Penggunaan Bendera Kebangsaan dilingkungan Angkatan Perang diatur lebih lanjut dengan Keputusan PRESIDEN atas usul Menteri Pertahanan dan jika perlu berhubung dengan sifat khusus dari Angkatan Perang, dengan menyimpang dari ketentuan-ketentuan yang bukan pokok yang termuat dalam PERATURAN PEMERINTAH ini.

Pasal 36

Penggunaan Bendera Kebangsaan disesuatu negara asing oleh instansi Pemerintah dan warganegara INDONESIA, dilakukan menurut Peraturan atau kebiasaan tentang penggunaan bendera kebangsaan asing yang berlaku dinegara itu.

Pasal 37

(1) Barang siapa melanggar ketentuan-ketentuan tersebut dalam pasal 9, pasal 10 ayat 3, pasal 11 ayat 1, pasal 12 ayat 3, pasal 21 ayat 3 dan ayat 4, pasal 23 ayat 1 dan ayat 2, pasal 24, pasal 26 ayat 1, pasal 27 dan pasal 28 ayat 2, dihukum dengan hukuman kurungan selama-lamanya tiga bulan atau dengan denda sebanyak-banyaknya limaratus rupiah.
(2) Perbuatan-perbuatan tersebut pada ayat 1 dipandang sebagai pelanggaran.
Pasal Penutup PERATURAN PEMERINTAH ini dapat disebut "Peraturan Bendera Kebangsaan" dan mulai berlaku pada hari diundangkan.

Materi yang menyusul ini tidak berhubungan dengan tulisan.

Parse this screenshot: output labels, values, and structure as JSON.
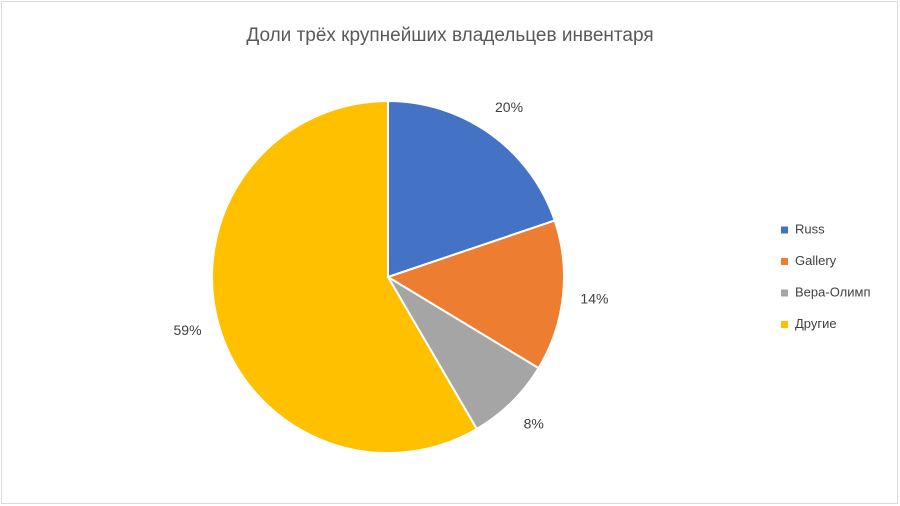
{
  "chart_data": {
    "type": "pie",
    "title": "Доли трёх крупнейших владельцев инвентаря",
    "categories": [
      "Russ",
      "Gallery",
      "Вера-Олимп",
      "Другие"
    ],
    "values": [
      20,
      14,
      8,
      59
    ],
    "value_labels": [
      "20%",
      "14%",
      "8%",
      "59%"
    ],
    "colors": [
      "#4472c4",
      "#ed7d31",
      "#a5a5a5",
      "#ffc000"
    ],
    "legend": "right"
  }
}
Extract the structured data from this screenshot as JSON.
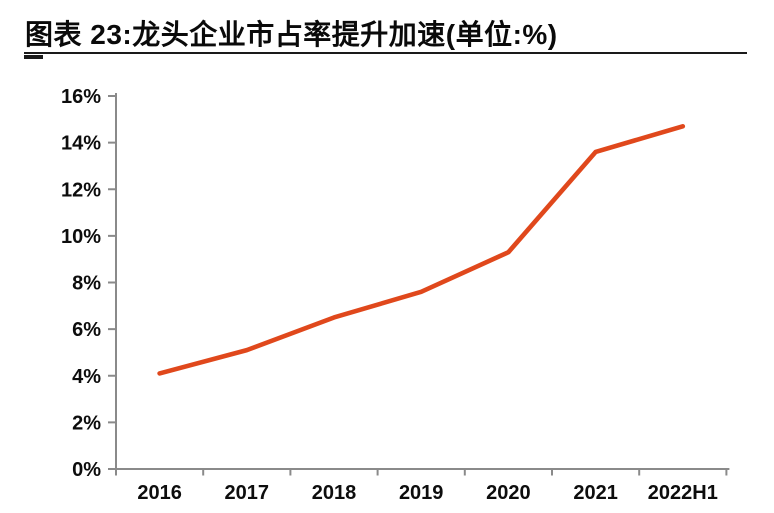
{
  "header": {
    "title": "图表 23:龙头企业市占率提升加速(单位:%)"
  },
  "chart_data": {
    "type": "line",
    "title": "图表 23:龙头企业市占率提升加速(单位:%)",
    "unit": "%",
    "categories": [
      "2016",
      "2017",
      "2018",
      "2019",
      "2020",
      "2021",
      "2022H1"
    ],
    "values": [
      4.1,
      5.1,
      6.5,
      7.6,
      9.3,
      13.6,
      14.7
    ],
    "xlabel": "",
    "ylabel": "",
    "ylim": [
      0,
      16
    ],
    "y_tick_step": 2,
    "y_tick_labels": [
      "0%",
      "2%",
      "4%",
      "6%",
      "8%",
      "10%",
      "12%",
      "14%",
      "16%"
    ],
    "grid": false,
    "legend": "none",
    "colors": {
      "line": "#e0481c",
      "axis": "#8a8a8a",
      "text": "#0d0d0d",
      "title": "#0a0a0a",
      "rule": "#1a1a1a",
      "background": "#ffffff"
    }
  }
}
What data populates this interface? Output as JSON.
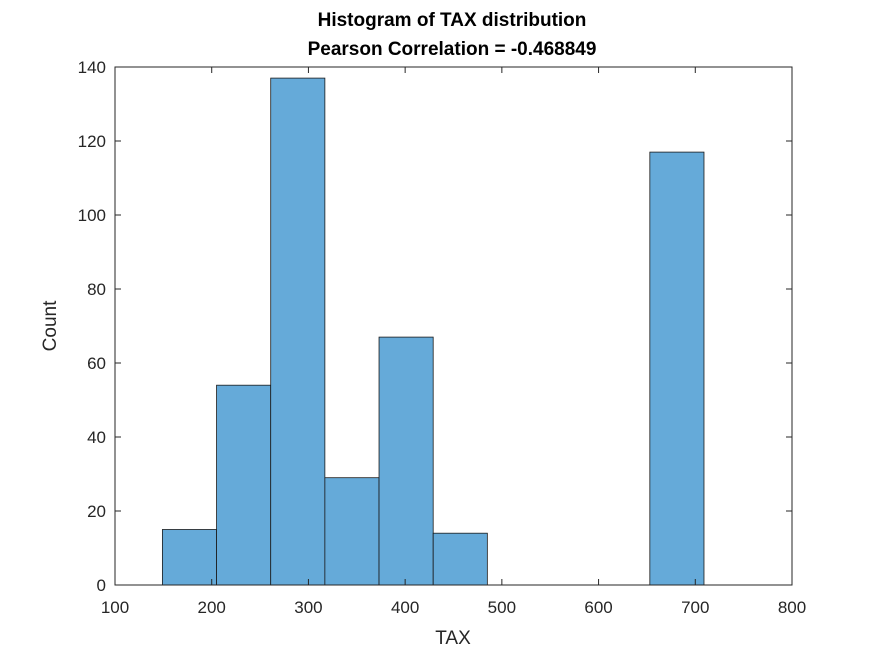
{
  "chart_data": {
    "type": "bar",
    "title": "Histogram of TAX distribution",
    "subtitle": "Pearson Correlation = -0.468849",
    "xlabel": "TAX",
    "ylabel": "Count",
    "xlim": [
      100,
      800
    ],
    "ylim": [
      0,
      140
    ],
    "xticks": [
      "100",
      "200",
      "300",
      "400",
      "500",
      "600",
      "700",
      "800"
    ],
    "yticks": [
      "0",
      "20",
      "40",
      "60",
      "80",
      "100",
      "120",
      "140"
    ],
    "grid": false,
    "bar_color": "#65aad9",
    "bin_edges": [
      149,
      205,
      261,
      317,
      373,
      429,
      485,
      541,
      597,
      653,
      709
    ],
    "values": [
      15,
      54,
      137,
      29,
      67,
      14,
      0,
      0,
      0,
      117
    ]
  }
}
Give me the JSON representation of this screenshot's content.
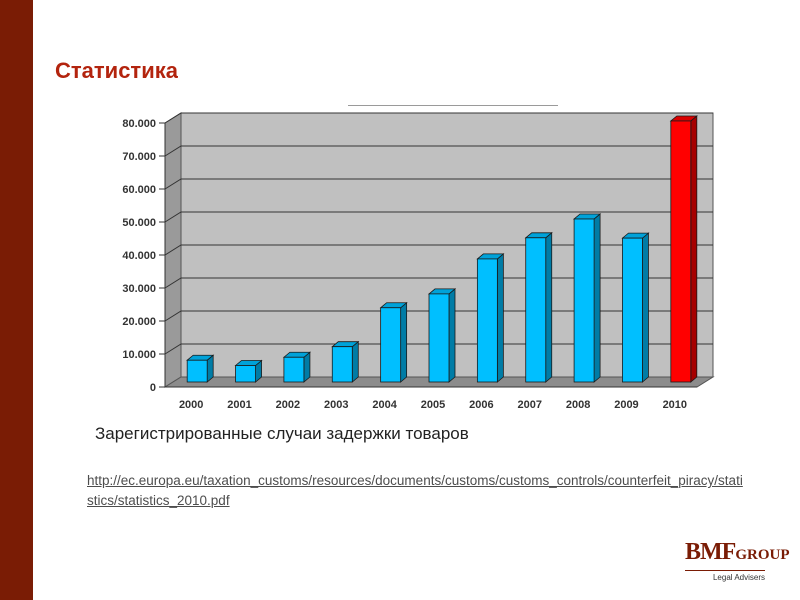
{
  "slide": {
    "title": "Статистика",
    "caption": "Зарегистрированные случаи задержки товаров",
    "source_url": "http://ec.europa.eu/taxation_customs/resources/documents/customs/customs_controls/counterfeit_piracy/statistics/statistics_2010.pdf"
  },
  "logo": {
    "brand": "BMF",
    "group": "GROUP",
    "tagline": "Legal  Advisers",
    "color": "#7a1c05"
  },
  "colors": {
    "accent_bar": "#7a1c05",
    "title": "#b3240e",
    "bar_normal": "#00bfff",
    "bar_highlight": "#ff0000",
    "plot_background": "#c0c0c0"
  },
  "chart_data": {
    "type": "bar",
    "categories": [
      "2000",
      "2001",
      "2002",
      "2003",
      "2004",
      "2005",
      "2006",
      "2007",
      "2008",
      "2009",
      "2010"
    ],
    "values": [
      6600,
      5000,
      7500,
      10700,
      22500,
      26700,
      37300,
      43700,
      49400,
      43600,
      79100
    ],
    "highlight_index": 10,
    "ylim": [
      0,
      80000
    ],
    "yticks": [
      0,
      10000,
      20000,
      30000,
      40000,
      50000,
      60000,
      70000,
      80000
    ],
    "ytick_labels": [
      "0",
      "10.000",
      "20.000",
      "30.000",
      "40.000",
      "50.000",
      "60.000",
      "70.000",
      "80.000"
    ],
    "grid": true,
    "style": "3d-columns",
    "title": "",
    "xlabel": "",
    "ylabel": ""
  }
}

Agar supaya setiap orang dapat mengetahuinya, memerintahkan pengundangan PERATURAN PEMERINTAH ini dengan penempatan dalam Lembaran Negara Republik INDONESIA.
Ditetapkan di Jakarta pada tanggal 26 Juni 1958 PRESIDEN REPUBLIK INDONESIA, SUKARNO.
PERDANA MENTERI DJUANDA.
Diundangkan pada tanggal 10 Juli 1958, MENTERI-KEHAKIMAN, G.A. MAENGKOM.